In the event of divorce, successful businesspeople are wont to argue that their stellar financial contributions should be reflected in an unequal division of assets. As a High Court ruling showed, however, such contentions very rarely succeed in displacing the general rule that marital wealth should be split down the middle.
The case concerned a businessman who was a board member and driving force of a company that had been sold for £400 million a few years after he separated from his wife. He received about £250 million of that sum. The wife’s principal role during the marriage was as homemaker and carer for their children.
After the wife petitioned for divorce, the husband proposed that she should receive a lump sum of £83.3 million, or roughly 30 per cent of their overall assets, which were valued at more than £280 million. He contended that his special contribution to the family finances justified a departure from equality. She, however, criticised that argument as inherently discriminatory and sought a full half share.
Ruling in the wife’s favour, the Court found that the equality principle prevailed. The husband was a very good businessman who had done very well indeed. However, his contribution was not so wholly exceptional as to demand, in fairness, that he should receive the lion’s share of the available assets. His achievement was enormous but did not involve making billions of pounds.

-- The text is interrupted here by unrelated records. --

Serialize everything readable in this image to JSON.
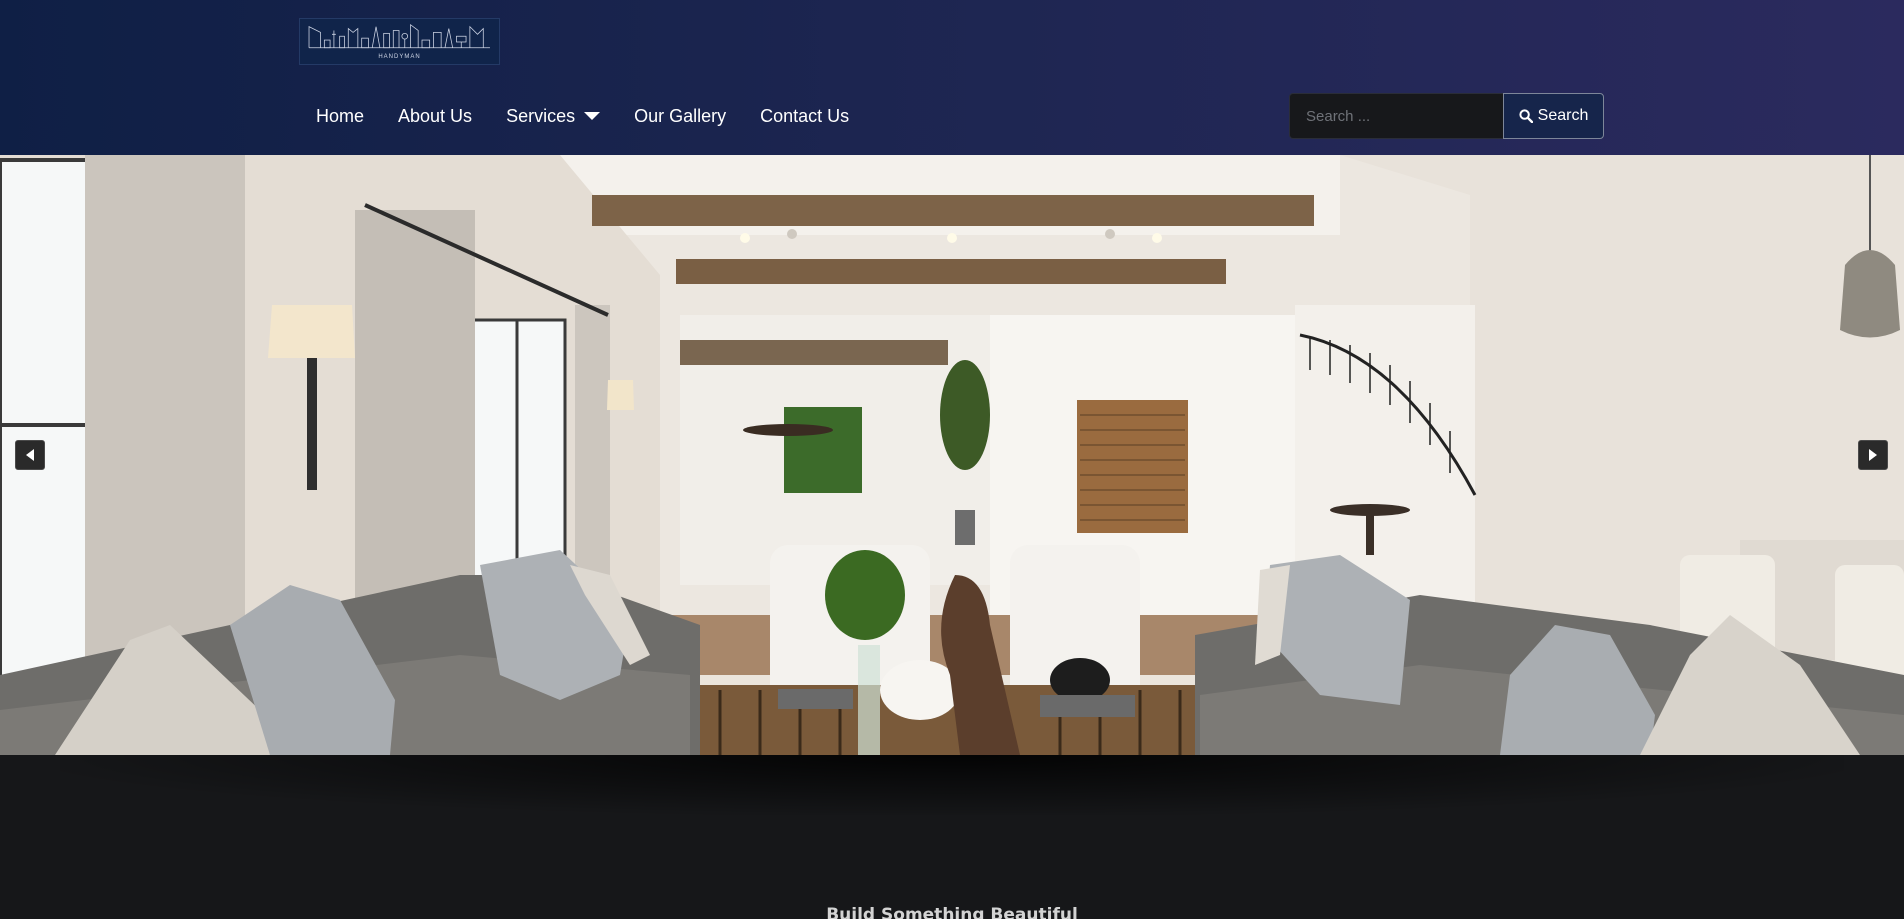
{
  "header": {
    "logo": {
      "icon": "handyman-tools-logo",
      "text": "HANDYMAN"
    },
    "nav": [
      {
        "label": "Home"
      },
      {
        "label": "About Us"
      },
      {
        "label": "Services",
        "has_dropdown": true
      },
      {
        "label": "Our Gallery"
      },
      {
        "label": "Contact Us"
      }
    ],
    "search": {
      "placeholder": "Search ...",
      "button_label": "Search",
      "icon": "search-icon"
    }
  },
  "hero": {
    "image": "living-room-interior-photo",
    "controls": {
      "prev_icon": "arrow-left-icon",
      "next_icon": "arrow-right-icon"
    }
  },
  "content": {
    "tagline": "Build Something Beautiful"
  },
  "colors": {
    "header_start": "#0f1f45",
    "header_end": "#2b2a5e",
    "page_background": "#161719",
    "search_button": "#16254b"
  }
}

In obtaining such a high price for the company there were elements of windfall and being in the right place at the right time. The company had at one point almost failed and the wife had shared in his business risks and worries. Her childcare responsibilities were particularly onerous given his long absences on business. His argument that most of the value realised on the company’s sale was attributable to his post-separation endeavours also fell on fallow ground.